My little girl was born at the same hour as her brother, 8 pm. After she was cleaned and dressed, she was put next to me in the bed, with her big and bright eyes watching me. I tried to nurse her for the first time: she suckled successfully, although it was short in duration. I was thrilled! That night, she slept next to me in the hospital bed and I nursed her twice. Still in doubt, I asked the nurse to check if my breasts had already started lactating, and the answer was yes. How pleased I was! It was a great start to our nursing relationship. I never opened the can of formula milk which my family had insisted on putting in my hospital bag.

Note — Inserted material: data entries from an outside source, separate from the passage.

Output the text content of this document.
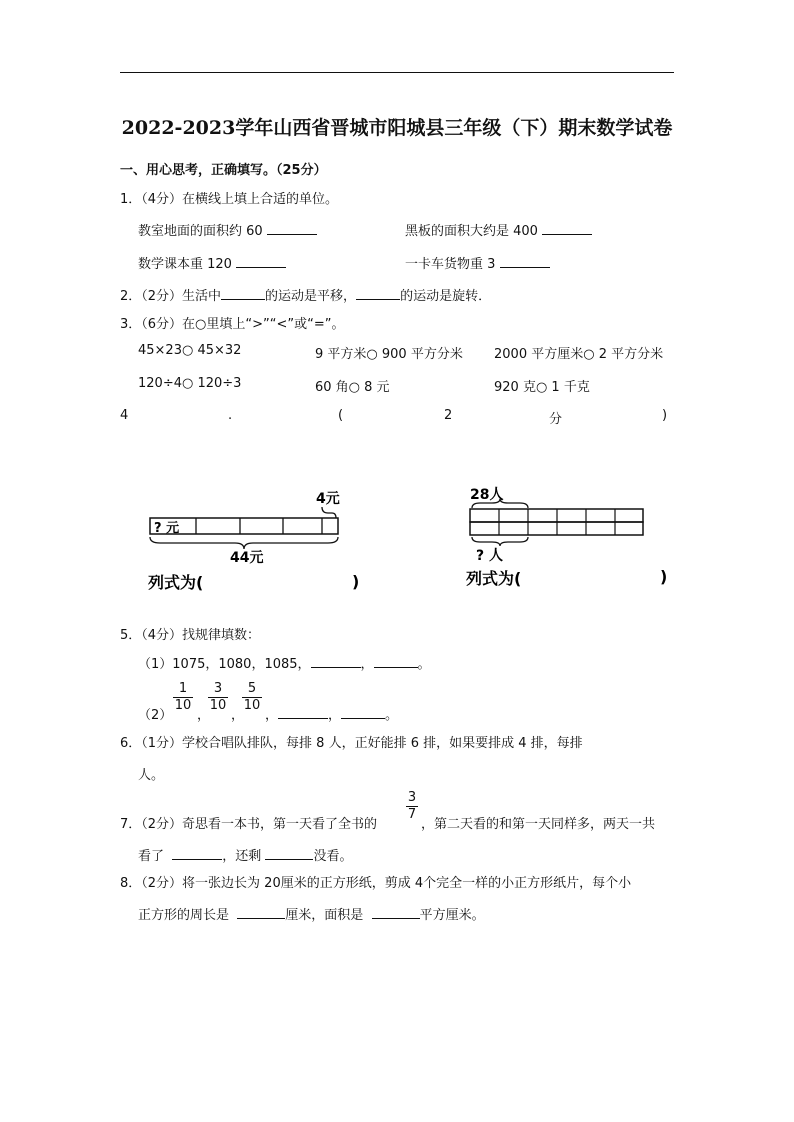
2022-2023学年山西省晋城市阳城县三年级（下）期末数学试卷
一、用心思考，正确填写。（25分）
1．（4分）在横线上填上合适的单位。
教室地面的面积约 60	黑板的面积大约是 400
数学课本重 120	一卡车货物重 3
2．（2分）生活中	的运动是平移，	的运动是旋转．
3．（6分）在○里填上“>”“<”或“=”。
45×23○ 45×32	9 平方米○ 900 平方分米 2000 平方厘米○ 2 平方分米
120÷4○ 120÷3	60 角○ 8 元	920 克○ 1 千克
4	.	(	2	分	)
4元
? 元
44元
列式为(	)
28人
? 人
列式为(	)
5．（4分）找规律填数：
（1）1075，1080，1085，	，	。
（2）
1
10
，
3
10
，
5
10
，	，	。
6．（1分）学校合唱队排队，每排 8 人，正好能排 6 排，如果要排成 4 排，每排
人。
7．（2分）奇思看一本书，第一天看了全书的
3
7
，第二天看的和第一天同样多，两天一共
看了	，还剩	没看。
8．（2分）将一张边长为 20厘米的正方形纸，剪成 4个完全一样的小正方形纸片，每个小
正方形的周长是	厘米，面积是	平方厘米。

In the coming months, I did come across some common problems like fluctuating milk supply and decrease in volume after returning to work. But every time I met a problem, I felt calm and searched for the most reliable sources of information I could find on the internet, and I also consulted with Missy. The help of Missy and other mothers from the LLL Xiamen Group really inspired me. They are my allies and their support has been invaluable.

Although my baby girl’s health has been more robust than her brother’s, she has had some episodes of sickness that I remember very well. When she suffered from infantile diarrhoea or fever, she refused to eat any table food. Luckily, I have always had breast milk for her. Whenever she wanted to nurse, I was there for her. I did not need to worry about what she should be eating or any adverse reaction to food. Since nursing could always comfort her, I always had the ability to take care of my sick baby.

I have explored the book How Weaning Happens and I’ve decided that I’m in no hurry to wean my toddler. In contrast to the experience that I went through with my first child, I have gained confidence through continued nursing. Every day when I get home from work, my lovely girl will pad to the sofa where we usually sit when nursing and she says the few words she’s learned to say: “Mummy, ne-ne” (our term for nursing). With my little angel in my arms, with her tiny month on my nipple and looking at me contentedly, my heart feels full.

The close relationship with my child through nursing, and observing her good health, has brought me great confidence and pleasure, which invigorates me to continue this amazing journey with her. I enjoy loving my child wholehearted.